Japanese Philosophy (I)

Fall 2024

Ritsumeikan University

Language: English

At the turn of the twentieth century, people around the world were seeing themselves as “modern.” At the same time, a small, albeit influential, group of such people in Japan, was coming to believe that doing “philosophy” was important. Members of the Meiji Enlightenment, like Nishi Amane (西周 1829-1897) and Fukuzawa Yukichi (福沢諭吉 1835-1901), argued that careful, methodical thinking had a necessary role in legitimately “modern” societies. In subsequent generations, intellectuals like Inoue Enryō (井上円了 1858-1919), Yosano Akiko (与謝野晶子 1878-1942), and Nishida Kitarō (西田幾多郎 1870-1945), agreed but began to consider the nature of “thinking” more expansively, raising complex issues about the status of “thinking” in conversational discourse, artistic work, and ultimate reality. For all of these philosophers, the legitimacy of Japan’s place in the “modern” world seemed tied up with questions about the nature and legitimacy of thinking as a practice―questions, that is, about the role of “philosophy” in Japan and the modern world.

This course treats the relationship between philosophy and modernity as it was considered by representative intellectuals of the Meiji Enlightenment and of the generations that immediately responded to them. It does so by engaging “thinking” as a practice inflected diversely in individual study, conversation, and artistic work. In order to engage “thinking” in artistic work, we consider not only how art became an issue for these writers, but examine films that demonstrate aesthetic, philosophical reflection on the themes of modern legitimacy, thinking, discourse, and reality.

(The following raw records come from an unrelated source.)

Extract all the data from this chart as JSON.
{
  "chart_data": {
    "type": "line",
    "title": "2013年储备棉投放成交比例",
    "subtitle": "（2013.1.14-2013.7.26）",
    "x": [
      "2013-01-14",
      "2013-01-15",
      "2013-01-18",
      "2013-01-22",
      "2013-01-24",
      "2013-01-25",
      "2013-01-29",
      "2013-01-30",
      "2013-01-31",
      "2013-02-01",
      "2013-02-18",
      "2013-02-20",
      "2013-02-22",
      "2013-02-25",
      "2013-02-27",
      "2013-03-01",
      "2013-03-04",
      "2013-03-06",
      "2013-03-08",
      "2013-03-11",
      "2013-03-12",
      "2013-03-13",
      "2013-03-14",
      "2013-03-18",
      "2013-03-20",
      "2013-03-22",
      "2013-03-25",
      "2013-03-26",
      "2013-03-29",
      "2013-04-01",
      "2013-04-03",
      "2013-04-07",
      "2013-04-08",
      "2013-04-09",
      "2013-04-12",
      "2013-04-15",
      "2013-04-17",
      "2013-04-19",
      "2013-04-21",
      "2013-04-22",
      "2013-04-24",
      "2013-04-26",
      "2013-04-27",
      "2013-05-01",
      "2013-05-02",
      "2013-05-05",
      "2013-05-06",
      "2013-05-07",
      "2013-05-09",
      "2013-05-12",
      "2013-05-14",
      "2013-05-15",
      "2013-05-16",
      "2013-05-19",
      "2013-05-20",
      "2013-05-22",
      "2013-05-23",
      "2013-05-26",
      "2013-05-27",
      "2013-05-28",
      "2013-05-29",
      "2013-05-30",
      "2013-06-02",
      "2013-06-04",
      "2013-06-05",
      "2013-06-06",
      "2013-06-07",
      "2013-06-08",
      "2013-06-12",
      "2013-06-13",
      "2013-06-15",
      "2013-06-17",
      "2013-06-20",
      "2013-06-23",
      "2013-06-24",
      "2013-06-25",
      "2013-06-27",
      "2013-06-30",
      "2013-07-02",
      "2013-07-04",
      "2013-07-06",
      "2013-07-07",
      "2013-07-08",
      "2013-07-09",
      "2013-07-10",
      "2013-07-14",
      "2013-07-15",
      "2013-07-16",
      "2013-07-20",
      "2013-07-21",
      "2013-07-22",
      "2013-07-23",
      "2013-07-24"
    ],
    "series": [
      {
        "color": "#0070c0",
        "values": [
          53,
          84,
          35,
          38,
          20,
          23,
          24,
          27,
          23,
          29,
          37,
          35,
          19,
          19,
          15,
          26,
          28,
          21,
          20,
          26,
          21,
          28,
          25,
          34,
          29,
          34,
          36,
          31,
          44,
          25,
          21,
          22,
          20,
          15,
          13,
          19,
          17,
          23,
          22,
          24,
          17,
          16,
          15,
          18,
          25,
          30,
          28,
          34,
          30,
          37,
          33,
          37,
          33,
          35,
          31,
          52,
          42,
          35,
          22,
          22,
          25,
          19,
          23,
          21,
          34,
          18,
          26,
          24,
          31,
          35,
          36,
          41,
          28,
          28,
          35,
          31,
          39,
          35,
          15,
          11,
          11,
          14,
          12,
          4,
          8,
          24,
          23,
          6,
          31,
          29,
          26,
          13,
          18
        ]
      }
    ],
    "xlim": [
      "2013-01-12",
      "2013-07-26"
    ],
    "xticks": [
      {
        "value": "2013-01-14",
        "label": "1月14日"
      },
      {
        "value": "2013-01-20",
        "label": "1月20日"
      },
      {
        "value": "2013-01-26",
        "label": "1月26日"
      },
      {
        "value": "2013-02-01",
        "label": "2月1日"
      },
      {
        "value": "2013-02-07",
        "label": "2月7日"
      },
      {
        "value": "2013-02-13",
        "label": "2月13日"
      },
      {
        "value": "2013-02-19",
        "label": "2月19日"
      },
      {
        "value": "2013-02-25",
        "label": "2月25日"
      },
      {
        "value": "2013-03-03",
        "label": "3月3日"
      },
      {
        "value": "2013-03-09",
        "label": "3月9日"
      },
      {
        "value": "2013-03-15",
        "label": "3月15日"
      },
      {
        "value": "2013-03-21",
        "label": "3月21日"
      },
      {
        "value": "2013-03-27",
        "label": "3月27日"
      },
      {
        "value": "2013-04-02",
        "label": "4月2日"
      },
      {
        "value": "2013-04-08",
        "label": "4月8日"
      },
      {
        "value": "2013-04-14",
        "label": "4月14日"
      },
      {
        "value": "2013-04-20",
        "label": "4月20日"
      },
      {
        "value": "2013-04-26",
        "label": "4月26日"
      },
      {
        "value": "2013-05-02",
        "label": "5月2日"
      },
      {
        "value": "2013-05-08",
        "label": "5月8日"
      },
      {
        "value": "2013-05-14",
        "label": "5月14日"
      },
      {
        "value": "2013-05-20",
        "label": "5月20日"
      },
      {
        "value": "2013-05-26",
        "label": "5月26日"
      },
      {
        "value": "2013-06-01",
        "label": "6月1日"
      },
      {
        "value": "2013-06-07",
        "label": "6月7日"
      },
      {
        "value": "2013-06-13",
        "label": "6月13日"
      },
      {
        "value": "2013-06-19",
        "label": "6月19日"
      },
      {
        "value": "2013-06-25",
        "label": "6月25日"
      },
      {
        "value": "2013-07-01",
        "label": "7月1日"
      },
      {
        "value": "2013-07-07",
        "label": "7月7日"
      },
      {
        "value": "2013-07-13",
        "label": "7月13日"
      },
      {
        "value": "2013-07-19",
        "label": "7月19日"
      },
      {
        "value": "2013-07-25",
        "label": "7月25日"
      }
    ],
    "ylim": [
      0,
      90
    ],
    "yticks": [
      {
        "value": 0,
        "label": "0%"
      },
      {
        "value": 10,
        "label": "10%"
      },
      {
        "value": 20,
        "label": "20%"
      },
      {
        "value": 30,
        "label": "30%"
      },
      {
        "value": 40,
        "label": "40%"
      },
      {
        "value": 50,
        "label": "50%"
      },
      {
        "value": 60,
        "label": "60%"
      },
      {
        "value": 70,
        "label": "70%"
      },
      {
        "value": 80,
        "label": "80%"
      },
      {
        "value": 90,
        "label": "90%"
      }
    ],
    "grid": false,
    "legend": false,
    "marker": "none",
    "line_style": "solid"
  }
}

Japanese Philosophy (Seminar) | 日本哲学史(基礎演習)

Spring 2024

Kyoto University

Language: Japanese | 使用言語:日本語

この演習では、「近代における家族」を糸口として日本哲学の中心概念を深く探究していく。西田幾多郎、和辻哲郎、西谷啓治などの哲学者たちの重要な概念を考察し、さまざまなメディアに描かれる「日本家族」の中に見られる哲学的問題を掘り下げることが主な課題である。これをより、一見すると硬く見える哲学的概念を日常生活の文脈で識別し、その流動的な働き方について考える方法を学ぶ。

In this seminar, we explore some central concepts of Japanese philosophy through the window provided by “the modernization of the family.” The primary task is to examine the key concepts of philosophers such as Nishida Kitaro, Watsuji Tetsuro, and Nishitani Keiji, while delving into the philosophical issues found in the “Japanese family” as depicted in various media. From this, students learn how to investigate the ways by which the weighty concepts of the philosophers become fluid within the phenomena of everyday life.